Вскоре по возвращении из Ютландии я встретил однажды за городом епископа Монрада, тогдашнего министра народного просвещения. Мы были знакомы давно, еще студентами жили в одном доме, и он часто навещал меня тогда. Позже, когда он был уже священником на острове Фальстер, я на пути из прекрасной усадьбы Корселиц был задержан там бурей и провел несколько приятных дней в его семействе. С тех пор мы не видались. Теперь он остановил меня и сказал, что ежегодная субсидия в 600 риксдалеров, которую я получаю от казны, слишком мала и что впредь я буду получать 1000, как поэты Герц, Кр. Винтер и Паллудан-Мюллер.

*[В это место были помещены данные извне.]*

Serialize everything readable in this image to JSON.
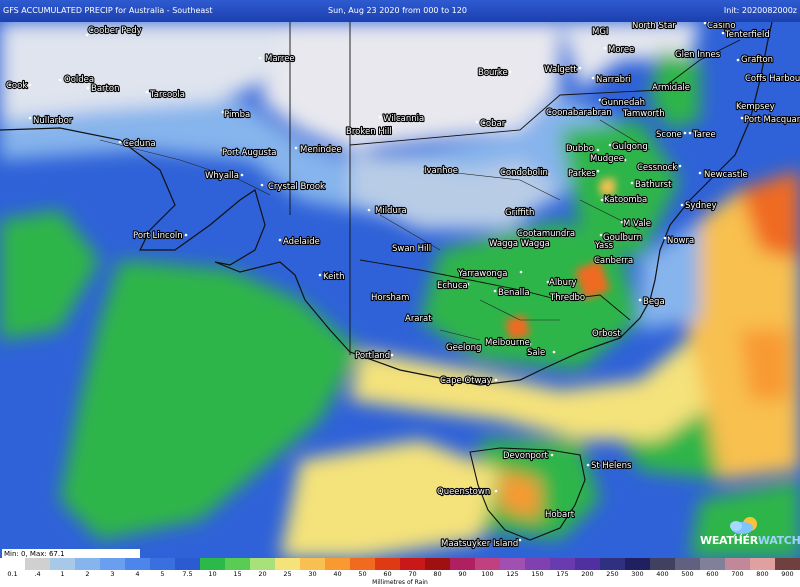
{
  "header": {
    "title": "GFS ACCUMULATED PRECIP for Australia - Southeast",
    "period": "Sun, Aug 23 2020 from 000 to 120",
    "init": "Init: 2020082000z"
  },
  "stats": {
    "minmax": "Min: 0, Max: 67.1"
  },
  "legend": {
    "unit": "Millimetres of Rain",
    "items": [
      {
        "label": "0.1",
        "color": "#ffffff"
      },
      {
        "label": ".4",
        "color": "#d0d0d0"
      },
      {
        "label": "1",
        "color": "#a8c8e8"
      },
      {
        "label": "2",
        "color": "#86b4ec"
      },
      {
        "label": "3",
        "color": "#6a9ff0"
      },
      {
        "label": "4",
        "color": "#4d86ea"
      },
      {
        "label": "5",
        "color": "#3a6fe0"
      },
      {
        "label": "7.5",
        "color": "#2a5bd0"
      },
      {
        "label": "10",
        "color": "#2db84a"
      },
      {
        "label": "15",
        "color": "#58cc55"
      },
      {
        "label": "20",
        "color": "#a8e07a"
      },
      {
        "label": "25",
        "color": "#f4e27a"
      },
      {
        "label": "30",
        "color": "#f8c050"
      },
      {
        "label": "40",
        "color": "#f89a30"
      },
      {
        "label": "50",
        "color": "#f06a20"
      },
      {
        "label": "60",
        "color": "#e03a14"
      },
      {
        "label": "70",
        "color": "#c81818"
      },
      {
        "label": "80",
        "color": "#a01010"
      },
      {
        "label": "90",
        "color": "#b02060"
      },
      {
        "label": "100",
        "color": "#c04080"
      },
      {
        "label": "125",
        "color": "#a050b0"
      },
      {
        "label": "150",
        "color": "#8040b0"
      },
      {
        "label": "175",
        "color": "#6a3ab0"
      },
      {
        "label": "200",
        "color": "#5030a0"
      },
      {
        "label": "250",
        "color": "#303080"
      },
      {
        "label": "300",
        "color": "#202060"
      },
      {
        "label": "400",
        "color": "#404060"
      },
      {
        "label": "500",
        "color": "#606080"
      },
      {
        "label": "600",
        "color": "#808098"
      },
      {
        "label": "700",
        "color": "#c08898"
      },
      {
        "label": "800",
        "color": "#e0a0a0"
      },
      {
        "label": "900",
        "color": "#704040"
      }
    ]
  },
  "logo": {
    "part1": "WEATHER",
    "part2": "WATCH"
  },
  "places": [
    {
      "name": "Coober Pedy"
    },
    {
      "name": "Marree"
    },
    {
      "name": "Cook"
    },
    {
      "name": "Ooldea"
    },
    {
      "name": "Barton"
    },
    {
      "name": "Tarcoola"
    },
    {
      "name": "Nullarbor"
    },
    {
      "name": "Ceduna"
    },
    {
      "name": "Port Augusta"
    },
    {
      "name": "Whyalla"
    },
    {
      "name": "Crystal Brook"
    },
    {
      "name": "Port Lincoln"
    },
    {
      "name": "Adelaide"
    },
    {
      "name": "Keith"
    },
    {
      "name": "Broken Hill"
    },
    {
      "name": "Menindee"
    },
    {
      "name": "Wilcannia"
    },
    {
      "name": "Cobar"
    },
    {
      "name": "Bourke"
    },
    {
      "name": "Walgett"
    },
    {
      "name": "Moree"
    },
    {
      "name": "Narrabri"
    },
    {
      "name": "Coonabarabran"
    },
    {
      "name": "Gunnedah"
    },
    {
      "name": "Tamworth"
    },
    {
      "name": "Armidale"
    },
    {
      "name": "Glen Innes"
    },
    {
      "name": "Tenterfield"
    },
    {
      "name": "Grafton"
    },
    {
      "name": "Coffs Harbour"
    },
    {
      "name": "Kempsey"
    },
    {
      "name": "Port Macquarie"
    },
    {
      "name": "Taree"
    },
    {
      "name": "Scone"
    },
    {
      "name": "Dubbo"
    },
    {
      "name": "Mudgee"
    },
    {
      "name": "Gulgong"
    },
    {
      "name": "Cessnock"
    },
    {
      "name": "Newcastle"
    },
    {
      "name": "Bathurst"
    },
    {
      "name": "Katoomba"
    },
    {
      "name": "Sydney"
    },
    {
      "name": "M Vale"
    },
    {
      "name": "Goulburn"
    },
    {
      "name": "Yass"
    },
    {
      "name": "Nowra"
    },
    {
      "name": "Canberra"
    },
    {
      "name": "Cootamundra"
    },
    {
      "name": "Wagga Wagga"
    },
    {
      "name": "Griffith"
    },
    {
      "name": "Parkes"
    },
    {
      "name": "Condobolin"
    },
    {
      "name": "Ivanhoe"
    },
    {
      "name": "Mildura"
    },
    {
      "name": "Swan Hill"
    },
    {
      "name": "Yarrawonga"
    },
    {
      "name": "Echuca"
    },
    {
      "name": "Albury"
    },
    {
      "name": "Benalla"
    },
    {
      "name": "Thredbo"
    },
    {
      "name": "Bega"
    },
    {
      "name": "Horsham"
    },
    {
      "name": "Ararat"
    },
    {
      "name": "Portland"
    },
    {
      "name": "Geelong"
    },
    {
      "name": "Melbourne"
    },
    {
      "name": "Sale"
    },
    {
      "name": "Orbost"
    },
    {
      "name": "Cape Otway"
    },
    {
      "name": "Devonport"
    },
    {
      "name": "St Helens"
    },
    {
      "name": "Queenstown"
    },
    {
      "name": "Hobart"
    },
    {
      "name": "Maatsuyker Island"
    },
    {
      "name": "Moree"
    },
    {
      "name": "Casino"
    },
    {
      "name": "North Star"
    },
    {
      "name": "Moree"
    },
    {
      "name": "Moree"
    }
  ]
}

Я был приятно поражен и в то же время смущен, пожал его руку и сказал: «Благодарю! Это мне теперь кстати. Я старею, а гонорары у нас, вы сами знаете, очень невелики… Благодарю, сердечно благодарю! Только не примите этого в дурную сторону, если я скажу вам теперь: я никогда не напомню вам о ваших словах! Я не могу!» Мы простились, и я долго ничего не слыхал об обещанной мне прибавке. Теперь же, гостя у Ингемана, я увидел в газетах сообщение, что фолькетинг ассигновал мне ежегодную прибавку в 400 риксдалеров. Милейший Ингеман провозгласил за меня по этому случаю остроумный и сердечный тост, а другие друзья прислали мне письменные поздравления. Я еще раз глубоко почувствовал, что недаром называли меня «баловнем счастья», и мне даже страшно стало, не в первый, впрочем, раз: такое счастье не может быть постоянным, на смену ему придут, и, может быть, скоро, дни горя и испытаний.
1860 г
6 января я опять уже находился в Копенгагене. Это был день рождения «отца» Коллина, день, чтимый не одним мною, но и многими, кому он помог выбиться на дорогу.

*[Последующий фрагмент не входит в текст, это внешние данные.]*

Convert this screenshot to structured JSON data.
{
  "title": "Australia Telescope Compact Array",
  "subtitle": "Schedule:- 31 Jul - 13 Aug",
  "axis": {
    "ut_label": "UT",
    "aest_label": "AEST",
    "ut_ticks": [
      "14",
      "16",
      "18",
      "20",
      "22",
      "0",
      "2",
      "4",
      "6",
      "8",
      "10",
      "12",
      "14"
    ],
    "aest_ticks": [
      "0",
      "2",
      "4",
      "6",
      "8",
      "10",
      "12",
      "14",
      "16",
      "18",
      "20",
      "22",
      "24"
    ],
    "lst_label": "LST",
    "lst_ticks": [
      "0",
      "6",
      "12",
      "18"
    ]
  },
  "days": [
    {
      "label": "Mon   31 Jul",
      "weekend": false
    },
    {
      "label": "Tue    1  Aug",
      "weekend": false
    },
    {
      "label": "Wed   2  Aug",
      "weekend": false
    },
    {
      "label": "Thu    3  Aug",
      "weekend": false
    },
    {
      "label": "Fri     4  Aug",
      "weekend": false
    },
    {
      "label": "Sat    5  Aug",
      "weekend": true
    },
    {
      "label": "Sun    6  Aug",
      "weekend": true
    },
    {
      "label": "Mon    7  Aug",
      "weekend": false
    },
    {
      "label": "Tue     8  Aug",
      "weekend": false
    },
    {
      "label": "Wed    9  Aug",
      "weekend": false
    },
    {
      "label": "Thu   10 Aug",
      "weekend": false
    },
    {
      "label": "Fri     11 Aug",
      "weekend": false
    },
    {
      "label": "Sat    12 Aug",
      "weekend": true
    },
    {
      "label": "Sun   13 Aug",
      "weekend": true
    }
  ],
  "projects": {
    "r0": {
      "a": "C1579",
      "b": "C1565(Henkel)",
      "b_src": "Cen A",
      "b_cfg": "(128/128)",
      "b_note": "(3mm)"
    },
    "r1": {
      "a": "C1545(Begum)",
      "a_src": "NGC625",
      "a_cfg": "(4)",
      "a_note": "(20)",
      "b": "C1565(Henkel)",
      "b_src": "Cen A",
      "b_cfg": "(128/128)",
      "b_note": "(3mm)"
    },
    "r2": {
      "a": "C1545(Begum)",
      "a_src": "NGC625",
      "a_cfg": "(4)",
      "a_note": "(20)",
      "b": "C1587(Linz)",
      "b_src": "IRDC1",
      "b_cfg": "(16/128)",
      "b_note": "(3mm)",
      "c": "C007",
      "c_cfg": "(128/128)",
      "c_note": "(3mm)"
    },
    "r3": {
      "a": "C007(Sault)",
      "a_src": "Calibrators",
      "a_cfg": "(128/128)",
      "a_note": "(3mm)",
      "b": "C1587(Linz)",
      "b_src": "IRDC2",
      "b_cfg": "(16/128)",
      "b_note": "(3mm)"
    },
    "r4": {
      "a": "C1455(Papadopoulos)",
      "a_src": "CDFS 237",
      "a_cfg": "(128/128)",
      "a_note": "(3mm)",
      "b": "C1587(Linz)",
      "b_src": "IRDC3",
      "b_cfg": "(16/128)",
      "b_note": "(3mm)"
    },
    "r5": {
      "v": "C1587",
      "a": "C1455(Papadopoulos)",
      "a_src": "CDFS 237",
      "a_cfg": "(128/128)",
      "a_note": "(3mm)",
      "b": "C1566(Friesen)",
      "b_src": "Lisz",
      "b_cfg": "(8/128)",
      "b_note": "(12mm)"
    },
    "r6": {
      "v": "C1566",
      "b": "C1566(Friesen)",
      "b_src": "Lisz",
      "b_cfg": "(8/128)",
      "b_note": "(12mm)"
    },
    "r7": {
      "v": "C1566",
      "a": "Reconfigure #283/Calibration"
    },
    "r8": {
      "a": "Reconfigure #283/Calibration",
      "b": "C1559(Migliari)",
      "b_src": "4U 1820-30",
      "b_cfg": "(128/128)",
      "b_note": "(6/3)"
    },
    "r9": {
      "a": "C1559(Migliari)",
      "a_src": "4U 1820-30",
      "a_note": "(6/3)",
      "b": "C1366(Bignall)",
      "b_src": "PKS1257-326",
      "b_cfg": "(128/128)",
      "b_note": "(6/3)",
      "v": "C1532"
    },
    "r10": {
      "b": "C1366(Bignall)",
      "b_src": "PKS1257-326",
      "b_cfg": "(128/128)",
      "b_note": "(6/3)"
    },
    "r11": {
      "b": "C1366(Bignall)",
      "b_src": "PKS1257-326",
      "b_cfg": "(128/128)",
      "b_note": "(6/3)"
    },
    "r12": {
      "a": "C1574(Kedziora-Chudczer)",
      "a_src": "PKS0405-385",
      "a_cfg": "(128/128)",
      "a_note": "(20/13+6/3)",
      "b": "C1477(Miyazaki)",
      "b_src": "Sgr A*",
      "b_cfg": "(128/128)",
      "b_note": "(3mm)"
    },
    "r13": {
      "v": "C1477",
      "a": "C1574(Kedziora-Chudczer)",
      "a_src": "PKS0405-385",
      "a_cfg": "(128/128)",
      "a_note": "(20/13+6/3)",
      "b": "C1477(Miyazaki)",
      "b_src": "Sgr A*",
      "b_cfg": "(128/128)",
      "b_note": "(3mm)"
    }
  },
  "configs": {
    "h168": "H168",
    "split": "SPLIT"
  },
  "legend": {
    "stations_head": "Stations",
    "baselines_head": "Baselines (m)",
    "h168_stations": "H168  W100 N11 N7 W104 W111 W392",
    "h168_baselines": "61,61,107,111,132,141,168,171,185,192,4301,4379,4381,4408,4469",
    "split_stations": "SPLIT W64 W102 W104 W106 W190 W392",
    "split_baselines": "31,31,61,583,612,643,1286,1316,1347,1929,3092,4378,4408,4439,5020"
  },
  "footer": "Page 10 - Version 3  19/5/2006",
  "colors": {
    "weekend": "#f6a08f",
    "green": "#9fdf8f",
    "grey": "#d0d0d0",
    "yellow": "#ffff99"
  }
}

Всю же весну и лето я опять провел в разъездах. Меня увлекала мечта еще раз побывать в Риме и провести зиму в Италии. Отправился я через Германию. В Мюнхене ждали меня добрые друзья мои. Опять провел я несколько незабвенных чудных часов у художника Каульбаха. В его доме дышалось так легко, всякий чувствовал себя так уютно, и у него собирались многие из мюнхенских светил науки и искусств, как то: Либих, Зибольдт, Гейбель, Кобелль.
Король Макс и его супруга приняли меня по обыкновению очень милостиво, и мне вообще нелегко было расстаться с городом искусств и дорогими моими друзьями.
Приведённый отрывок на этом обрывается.